Asthmaprotektion durch Parknähe
Stadtkinder mit Asthma, die in der Nähe eines Parks leben, leiden seltener unter Asthmasymptomen als diejenigen, die von einer Betonwüste umgeben sind. Dies zeigte sich in einer Studie mit 196 Kindern aus Baltimore (Maryland, USA). Die Studienteilnehmer waren zwischen 3 und 12 Jahre alt. Sie hatten als Einschlusskriterien wegen ihrer Asthmaerkrankung im Jahr zuvor mindestens zweimal die Notfallambulanz aufsuchen müssen oder wurden aus dem gleichen Grund stationär aufgenommen. «Es ist bekannt, dass das Leben in städtischer Umgebung das Risiko für kindliches Asthma erhöht und
Faktoren wie Luftverschmutzung, die mit dem Leben in der Stadt assoziiert sind, zu einer hohen Rate von schlecht kontrolliertem Asthma führen», erklärte Kelli DePriest, Public-Health-Krankenschwester aus Baltimore (Maryland, USA). In der Studie wurde für die Teilnehmer ermittelt, wie weit ihr Wohnort jeweils von der nächsten Grünfläche entfernt war. Diese Distanz wurde mit der Häufigkeit von Asthmasymptomen wie Kurzatmigkeit, Thoraxschmerz oder Giemen korreliert.
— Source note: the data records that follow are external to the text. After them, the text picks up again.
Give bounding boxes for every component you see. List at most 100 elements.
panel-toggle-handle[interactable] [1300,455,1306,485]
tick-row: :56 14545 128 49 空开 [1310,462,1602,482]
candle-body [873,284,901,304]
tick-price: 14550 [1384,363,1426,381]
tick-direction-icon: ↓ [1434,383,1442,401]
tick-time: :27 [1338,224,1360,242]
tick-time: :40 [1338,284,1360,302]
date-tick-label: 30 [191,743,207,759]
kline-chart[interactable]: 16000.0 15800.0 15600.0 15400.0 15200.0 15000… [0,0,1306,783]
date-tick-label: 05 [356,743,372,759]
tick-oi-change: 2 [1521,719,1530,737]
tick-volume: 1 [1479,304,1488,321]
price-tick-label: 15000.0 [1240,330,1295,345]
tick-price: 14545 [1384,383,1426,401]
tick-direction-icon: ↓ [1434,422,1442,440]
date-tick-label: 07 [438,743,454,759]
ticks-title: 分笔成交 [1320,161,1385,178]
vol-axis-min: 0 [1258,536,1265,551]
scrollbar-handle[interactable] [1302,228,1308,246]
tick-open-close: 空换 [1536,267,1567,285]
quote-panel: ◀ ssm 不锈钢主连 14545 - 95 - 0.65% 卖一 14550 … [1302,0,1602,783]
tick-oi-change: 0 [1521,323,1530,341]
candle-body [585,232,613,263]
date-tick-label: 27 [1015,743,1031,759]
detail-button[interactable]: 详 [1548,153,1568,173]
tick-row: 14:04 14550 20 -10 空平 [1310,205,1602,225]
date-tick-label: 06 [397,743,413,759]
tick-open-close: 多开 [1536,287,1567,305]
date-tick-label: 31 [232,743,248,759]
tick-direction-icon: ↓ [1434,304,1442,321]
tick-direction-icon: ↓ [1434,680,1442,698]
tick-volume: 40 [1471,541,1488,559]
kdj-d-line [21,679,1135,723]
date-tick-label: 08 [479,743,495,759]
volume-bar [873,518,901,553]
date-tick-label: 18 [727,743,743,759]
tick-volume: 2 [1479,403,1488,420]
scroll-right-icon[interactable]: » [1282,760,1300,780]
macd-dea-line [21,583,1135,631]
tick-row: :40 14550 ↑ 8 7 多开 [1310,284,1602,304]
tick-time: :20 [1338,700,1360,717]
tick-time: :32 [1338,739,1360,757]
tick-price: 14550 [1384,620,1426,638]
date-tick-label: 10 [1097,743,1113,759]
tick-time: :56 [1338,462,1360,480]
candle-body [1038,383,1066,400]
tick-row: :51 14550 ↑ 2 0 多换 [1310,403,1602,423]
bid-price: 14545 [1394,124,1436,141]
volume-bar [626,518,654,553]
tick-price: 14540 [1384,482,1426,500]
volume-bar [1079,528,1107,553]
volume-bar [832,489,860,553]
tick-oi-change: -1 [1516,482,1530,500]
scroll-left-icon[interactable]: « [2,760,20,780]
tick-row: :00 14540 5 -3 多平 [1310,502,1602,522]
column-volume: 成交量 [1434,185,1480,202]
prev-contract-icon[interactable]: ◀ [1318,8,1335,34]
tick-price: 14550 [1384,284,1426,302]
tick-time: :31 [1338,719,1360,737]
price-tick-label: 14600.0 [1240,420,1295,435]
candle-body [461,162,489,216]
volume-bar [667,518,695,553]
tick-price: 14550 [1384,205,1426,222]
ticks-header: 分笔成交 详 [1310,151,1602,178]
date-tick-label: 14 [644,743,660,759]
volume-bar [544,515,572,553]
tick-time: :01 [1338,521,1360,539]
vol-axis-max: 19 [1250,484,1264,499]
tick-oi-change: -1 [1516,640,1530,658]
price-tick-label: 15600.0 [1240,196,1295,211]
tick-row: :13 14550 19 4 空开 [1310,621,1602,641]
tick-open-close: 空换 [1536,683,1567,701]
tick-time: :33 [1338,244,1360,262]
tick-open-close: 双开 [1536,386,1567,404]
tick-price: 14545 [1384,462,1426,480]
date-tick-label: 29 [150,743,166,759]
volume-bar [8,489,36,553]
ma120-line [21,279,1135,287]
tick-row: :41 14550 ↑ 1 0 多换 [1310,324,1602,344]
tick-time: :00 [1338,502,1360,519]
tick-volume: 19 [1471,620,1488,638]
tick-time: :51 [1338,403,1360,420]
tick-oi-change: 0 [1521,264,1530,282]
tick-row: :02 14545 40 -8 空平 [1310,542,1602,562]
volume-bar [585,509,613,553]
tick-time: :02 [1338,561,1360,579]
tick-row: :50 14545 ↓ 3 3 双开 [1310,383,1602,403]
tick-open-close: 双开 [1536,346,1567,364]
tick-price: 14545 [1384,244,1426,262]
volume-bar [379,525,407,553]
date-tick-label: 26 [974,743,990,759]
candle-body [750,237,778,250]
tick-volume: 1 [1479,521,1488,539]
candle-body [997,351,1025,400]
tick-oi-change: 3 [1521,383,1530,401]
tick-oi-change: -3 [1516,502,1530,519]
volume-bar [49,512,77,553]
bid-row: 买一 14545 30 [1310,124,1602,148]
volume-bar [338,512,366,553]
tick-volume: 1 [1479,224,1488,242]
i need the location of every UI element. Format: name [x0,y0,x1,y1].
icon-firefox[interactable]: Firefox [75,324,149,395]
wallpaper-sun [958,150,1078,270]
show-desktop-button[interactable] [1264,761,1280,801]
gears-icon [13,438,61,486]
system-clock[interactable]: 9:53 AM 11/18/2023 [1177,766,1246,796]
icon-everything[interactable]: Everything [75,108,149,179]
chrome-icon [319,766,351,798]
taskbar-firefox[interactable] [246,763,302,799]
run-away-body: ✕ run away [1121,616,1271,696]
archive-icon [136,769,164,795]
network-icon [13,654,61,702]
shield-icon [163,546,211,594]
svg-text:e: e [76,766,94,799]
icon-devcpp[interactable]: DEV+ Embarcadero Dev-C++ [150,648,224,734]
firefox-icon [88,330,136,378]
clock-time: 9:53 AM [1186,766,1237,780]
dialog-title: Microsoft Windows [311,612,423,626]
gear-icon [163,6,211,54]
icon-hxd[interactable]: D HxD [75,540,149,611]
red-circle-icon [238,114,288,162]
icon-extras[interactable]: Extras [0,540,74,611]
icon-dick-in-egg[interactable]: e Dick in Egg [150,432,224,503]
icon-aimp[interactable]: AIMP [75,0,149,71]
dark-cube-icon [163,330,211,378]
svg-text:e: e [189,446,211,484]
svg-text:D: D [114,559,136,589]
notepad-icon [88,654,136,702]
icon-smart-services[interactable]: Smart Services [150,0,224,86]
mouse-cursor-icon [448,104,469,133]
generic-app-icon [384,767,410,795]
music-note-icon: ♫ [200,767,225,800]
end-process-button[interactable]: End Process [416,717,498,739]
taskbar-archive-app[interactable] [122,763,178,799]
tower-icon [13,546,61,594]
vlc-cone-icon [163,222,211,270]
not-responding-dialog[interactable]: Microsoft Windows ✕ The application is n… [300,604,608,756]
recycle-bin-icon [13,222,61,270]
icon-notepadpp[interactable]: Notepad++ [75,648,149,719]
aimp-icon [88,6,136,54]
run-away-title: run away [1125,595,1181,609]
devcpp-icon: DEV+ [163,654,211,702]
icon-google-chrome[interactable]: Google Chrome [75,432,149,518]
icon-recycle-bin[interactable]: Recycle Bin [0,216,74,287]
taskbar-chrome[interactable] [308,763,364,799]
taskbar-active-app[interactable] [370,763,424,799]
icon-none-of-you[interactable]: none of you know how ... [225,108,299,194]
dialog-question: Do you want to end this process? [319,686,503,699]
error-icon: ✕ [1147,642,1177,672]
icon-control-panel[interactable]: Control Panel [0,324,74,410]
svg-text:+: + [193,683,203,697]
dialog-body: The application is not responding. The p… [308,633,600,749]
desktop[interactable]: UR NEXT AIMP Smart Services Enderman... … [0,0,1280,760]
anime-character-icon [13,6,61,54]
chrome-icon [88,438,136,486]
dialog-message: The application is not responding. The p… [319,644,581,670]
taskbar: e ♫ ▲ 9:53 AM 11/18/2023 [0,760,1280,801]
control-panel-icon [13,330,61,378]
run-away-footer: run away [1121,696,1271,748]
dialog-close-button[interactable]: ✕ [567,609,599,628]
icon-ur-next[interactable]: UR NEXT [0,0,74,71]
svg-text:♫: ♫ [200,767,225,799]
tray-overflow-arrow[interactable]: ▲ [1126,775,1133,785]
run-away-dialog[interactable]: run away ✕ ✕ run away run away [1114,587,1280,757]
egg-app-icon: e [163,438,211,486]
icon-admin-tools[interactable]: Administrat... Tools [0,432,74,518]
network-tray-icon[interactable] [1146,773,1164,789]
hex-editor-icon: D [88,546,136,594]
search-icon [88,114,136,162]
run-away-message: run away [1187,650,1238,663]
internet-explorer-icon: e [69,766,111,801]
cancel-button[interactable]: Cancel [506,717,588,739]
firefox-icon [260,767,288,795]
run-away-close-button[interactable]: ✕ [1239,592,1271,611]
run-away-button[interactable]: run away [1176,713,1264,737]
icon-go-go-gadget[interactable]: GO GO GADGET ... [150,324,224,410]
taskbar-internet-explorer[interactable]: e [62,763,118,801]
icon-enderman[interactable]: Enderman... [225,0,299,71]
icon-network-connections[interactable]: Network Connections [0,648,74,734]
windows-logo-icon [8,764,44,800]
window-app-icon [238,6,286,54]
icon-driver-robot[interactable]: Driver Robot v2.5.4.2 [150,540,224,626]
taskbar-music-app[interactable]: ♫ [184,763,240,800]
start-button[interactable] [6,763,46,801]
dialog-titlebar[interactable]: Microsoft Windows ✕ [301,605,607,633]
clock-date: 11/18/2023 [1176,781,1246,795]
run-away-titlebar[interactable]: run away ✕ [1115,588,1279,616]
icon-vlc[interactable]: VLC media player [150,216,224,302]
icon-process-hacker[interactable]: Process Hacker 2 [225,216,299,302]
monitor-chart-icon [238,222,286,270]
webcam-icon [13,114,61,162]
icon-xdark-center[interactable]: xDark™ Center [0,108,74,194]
Die Entfernung zur nächsten Grünanlage betrug im Durchschnitt ungefähr 250 Meter. In der multivariaten Analyse stellte sich heraus, dass die Nähe zum Park die Anzahl der Tage mit Beschwerden signifikant beeinflusste. Dabei bedeutete eine zusätzliche Entfernung von 305 Metern einen Tag mehr mit Beschwerden innerhalb von 2 Wochen. Bei den untersuchten Kindern handelte es sich zu 95 Prozent um Afroamerikaner, von denen 66 Prozent männlich waren. «Ihre Familien hatten einen niedrigen sozioökonomischen Status – und dies bedeutet, dass sie für eine Population stehen, deren Risiko für asthmabedinge Mortalität hoch ist», erklärte DePriest. Der Zusammenhang zwischen Wohnortentfernung zum Park und Tagen mit Asthmabeschwerden war bei der selektiven Auswertung von älteren Kindern zwischen 6 und 12 Jahren noch deutlicher. Bereits eine Entfernung von nur 152 Metern zur nächsten Grünfläche korrelierte mit einem zusätzlichen Beschwerdetag innerhalb von 2 Wochen. Diese Beobachtung wurde darauf zurückgeführt, dass diese älteren Kinder eher selbst entscheiden, wohin sie gehen wollen. Generell vermuten die Autoren, dass der positive Effekt der Parks einerseits auf die dort ermöglichte vermehrte körperliche Aktivität, andererseits auf die durch Grünflächen verbesserte Luftqualität zurückzuführen ist. «Die Ergebnisse sind wichtig, da sie den Nutzen von Stadtparks unterstützen, und sie legen nahe, dass eine richtige Baupolitik die Kindergesundheit verbessern kann», fasste DePriest zusammen.
Susanne Kammerer
Quelle: Vorträge im Rahmen des 27. Kongresses der European Society
of Respiratory (ERS), 9. bis 13. September 2017 in Mailand.